It was 2:45 p.m. in room 2353 at Oak Park and River Forest High School. A student had fallen asleep on his desk while the teacher, Jose Arreola, continued explaining math concepts to the other students, who were engaged in his presentation.
The class discussion wrapped up, and Arreola told the students to start their homework. Many students came up to him with questions. But instead of ignoring the kid who dozed off, Arreola gently woke him and pulled him out of class for a private conversation.
Arreola later explained that the student had been sick the past couple of days and missed a class. “Sometimes these kiddos are going through a tough time,” he said, “and sometimes having a one-on-one conversation lets them know you care about what they are going through.”
For the past two years, Arreola has taught various levels of math at OPRF. He started teaching because he loved helping others understand something that once felt nearly impossible, he said. Back in his college years, Arreola said, “A lot of my classmates were struggling.” Watching them learn inspired him. “The look of success [and] triumph on their faces…pushed me to start teaching,” he said.
Before teaching at OPRF, Arreola taught at Elmwood Park and Morton High School, where he once sat in the same classroom as his students. “It was my way to give back to the community,” he said. “That school was 99% Hispanic, and they came from similar backgrounds. It was nice to give back to that population.”
Throughout his teaching career, he has stuck to the same philosophy: the kid comes before the student. “I don’t think grades should define a student,” he said. “Everyone is going through different things; judging a student on their grade isn’t fair. You have to consider the entire person.”
Erin Dwyer, a senior at OPRF, described how Arreola’s personality helped math seem less intimidating. “Mr. A’s humor was definitely the reason I became close with him,” she said. “I had math for the first period, and I honestly looked forward to his class every day. Also, one thing that I think shows how amazing the environment was in his class was how quickly I was able to become friends with kids I had never met before.”
During a recent class, Arreola made an effort to create a comfortable class environment. He rarely sat at his desk, instead walking around, joking and helping kids out.
The class was always buzzing with Arreola cracking jokes. “Mr. A is the funniest teacher I have ever met,” said freshman Colin Vondrehle. “He creates a great environment for his class that represents OPRF’s soul.”
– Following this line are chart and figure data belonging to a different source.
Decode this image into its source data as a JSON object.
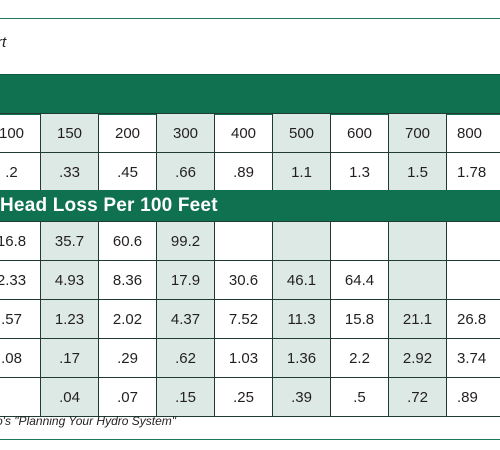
{
  "subtitle": "rt",
  "flow_row": [
    "100",
    "150",
    "200",
    "300",
    "400",
    "500",
    "600",
    "700",
    "800"
  ],
  "velocity_row": [
    ".2",
    ".33",
    ".45",
    ".66",
    ".89",
    "1.1",
    "1.3",
    "1.5",
    "1.78"
  ],
  "section_title": "Head Loss Per 100 Feet",
  "loss_rows": [
    [
      "16.8",
      "35.7",
      "60.6",
      "99.2",
      "",
      "",
      "",
      "",
      ""
    ],
    [
      "2.33",
      "4.93",
      "8.36",
      "17.9",
      "30.6",
      "46.1",
      "64.4",
      "",
      ""
    ],
    [
      ".57",
      "1.23",
      "2.02",
      "4.37",
      "7.52",
      "11.3",
      "15.8",
      "21.1",
      "26.8"
    ],
    [
      ".08",
      ".17",
      ".29",
      ".62",
      "1.03",
      "1.36",
      "2.2",
      "2.92",
      "3.74"
    ],
    [
      "",
      ".04",
      ".07",
      ".15",
      ".25",
      ".39",
      ".5",
      ".72",
      ".89"
    ]
  ],
  "source": "o's \"Planning Your Hydro System\"",
  "colors": {
    "band": "#0f7150",
    "shade": "#dde9e4",
    "rule": "#1f7a5c"
  }
}
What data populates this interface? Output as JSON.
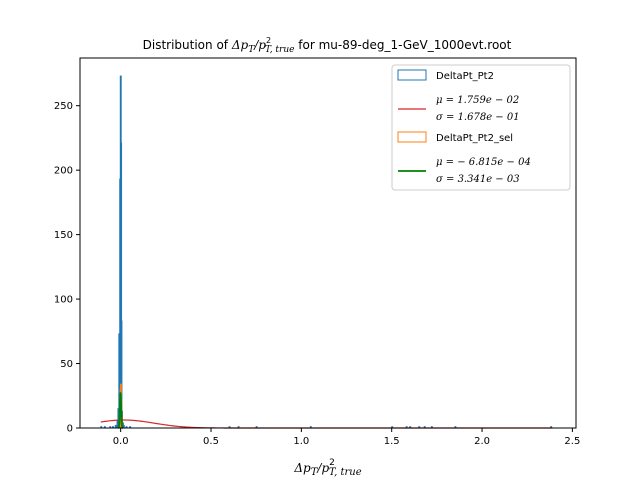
{
  "chart_data": {
    "type": "histogram",
    "title": "Distribution of Δp_T/p_{T,true}^2 for mu-89-deg_1-GeV_1000evt.root",
    "title_parts": {
      "prefix": "Distribution of ",
      "math": "Δp",
      "sub1": "T",
      "slash": "/p",
      "sup": "2",
      "sub2": "T, true",
      "suffix": " for mu-89-deg_1-GeV_1000evt.root"
    },
    "xlabel_parts": {
      "math": "Δp",
      "sub1": "T",
      "slash": "/p",
      "sup": "2",
      "sub2": "T, true"
    },
    "xlim": [
      -0.225,
      2.52
    ],
    "ylim": [
      0,
      287
    ],
    "xticks": [
      0.0,
      0.5,
      1.0,
      1.5,
      2.0,
      2.5
    ],
    "xtick_labels": [
      "0.0",
      "0.5",
      "1.0",
      "1.5",
      "2.0",
      "2.5"
    ],
    "yticks": [
      0,
      50,
      100,
      150,
      200,
      250
    ],
    "ytick_labels": [
      "0",
      "50",
      "100",
      "150",
      "200",
      "250"
    ],
    "legend": {
      "placement": "top-right",
      "entries": [
        {
          "label": "DeltaPt_Pt2",
          "kind": "patch",
          "color": "#1f77b4"
        },
        {
          "line1": "μ = 1.759e − 02",
          "line2": "σ = 1.678e − 01",
          "kind": "line",
          "color": "#d62728"
        },
        {
          "label": "DeltaPt_Pt2_sel",
          "kind": "patch",
          "color": "#ff7f0e"
        },
        {
          "line1": "μ = − 6.815e − 04",
          "line2": "σ = 3.341e − 03",
          "kind": "line",
          "color": "#008000"
        }
      ]
    },
    "series": [
      {
        "name": "DeltaPt_Pt2",
        "kind": "step-histogram",
        "color": "#1f77b4",
        "bins": [
          [
            -0.11,
            -0.105,
            1
          ],
          [
            -0.09,
            -0.085,
            1
          ],
          [
            -0.06,
            -0.055,
            1
          ],
          [
            -0.045,
            -0.04,
            1
          ],
          [
            -0.03,
            -0.025,
            2
          ],
          [
            -0.02,
            -0.015,
            6
          ],
          [
            -0.015,
            -0.01,
            15
          ],
          [
            -0.01,
            -0.005,
            73
          ],
          [
            -0.005,
            -0.002,
            193
          ],
          [
            -0.002,
            0.0,
            273
          ],
          [
            0.0,
            0.002,
            221
          ],
          [
            0.002,
            0.005,
            83
          ],
          [
            0.005,
            0.01,
            13
          ],
          [
            0.01,
            0.015,
            4
          ],
          [
            0.015,
            0.02,
            2
          ],
          [
            0.03,
            0.035,
            1
          ],
          [
            0.05,
            0.055,
            1
          ],
          [
            0.6,
            0.605,
            1
          ],
          [
            0.65,
            0.655,
            1
          ],
          [
            0.75,
            0.755,
            1
          ],
          [
            1.05,
            1.055,
            1
          ],
          [
            1.5,
            1.505,
            1
          ],
          [
            1.58,
            1.585,
            1
          ],
          [
            1.6,
            1.605,
            1
          ],
          [
            1.65,
            1.655,
            1
          ],
          [
            1.68,
            1.685,
            1
          ],
          [
            1.72,
            1.725,
            1
          ],
          [
            1.85,
            1.855,
            1
          ],
          [
            2.38,
            2.385,
            1
          ]
        ]
      },
      {
        "name": "DeltaPt_Pt2_sel",
        "kind": "step-histogram",
        "color": "#ff7f0e",
        "bins": [
          [
            -0.008,
            -0.005,
            4
          ],
          [
            -0.005,
            -0.003,
            12
          ],
          [
            -0.003,
            -0.001,
            30
          ],
          [
            -0.001,
            0.001,
            34
          ],
          [
            0.001,
            0.003,
            22
          ],
          [
            0.003,
            0.005,
            9
          ],
          [
            0.005,
            0.008,
            2
          ]
        ]
      },
      {
        "name": "gauss-all",
        "kind": "gaussian",
        "color": "#d62728",
        "mu": 0.01759,
        "sigma": 0.1678,
        "amplitude": 6.2,
        "range": [
          -0.11,
          2.39
        ]
      },
      {
        "name": "gauss-sel",
        "kind": "gaussian",
        "color": "#008000",
        "mu": -0.0006815,
        "sigma": 0.003341,
        "amplitude": 27,
        "range": [
          -0.012,
          0.012
        ]
      }
    ]
  }
}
For Arreola, humor is just one way to relate to students in the classroom. “It’s not so much that you have to be funny, it’s that you have to show the kids who you are,” he said. “You open up a little bit about who you are, and I think they tend to see you less as a power figure that they can’t talk to, and they see you more as a person. I think it helps get the kids to buy into what you’re doing.”
During a lesson on perfect squares, students filled in his sentences, joked bac,k and helped each other out. Even when a student was struggling, Arreola adjusted his methods to match the students’ speed, ensuring every student would succeed.
Arreola wants to be a teacher whose humor, empathy, and dedication make learning feel more human. “At the end of the year, if a student doesn’t love math,” he said. “I just hope they don’t hate it.”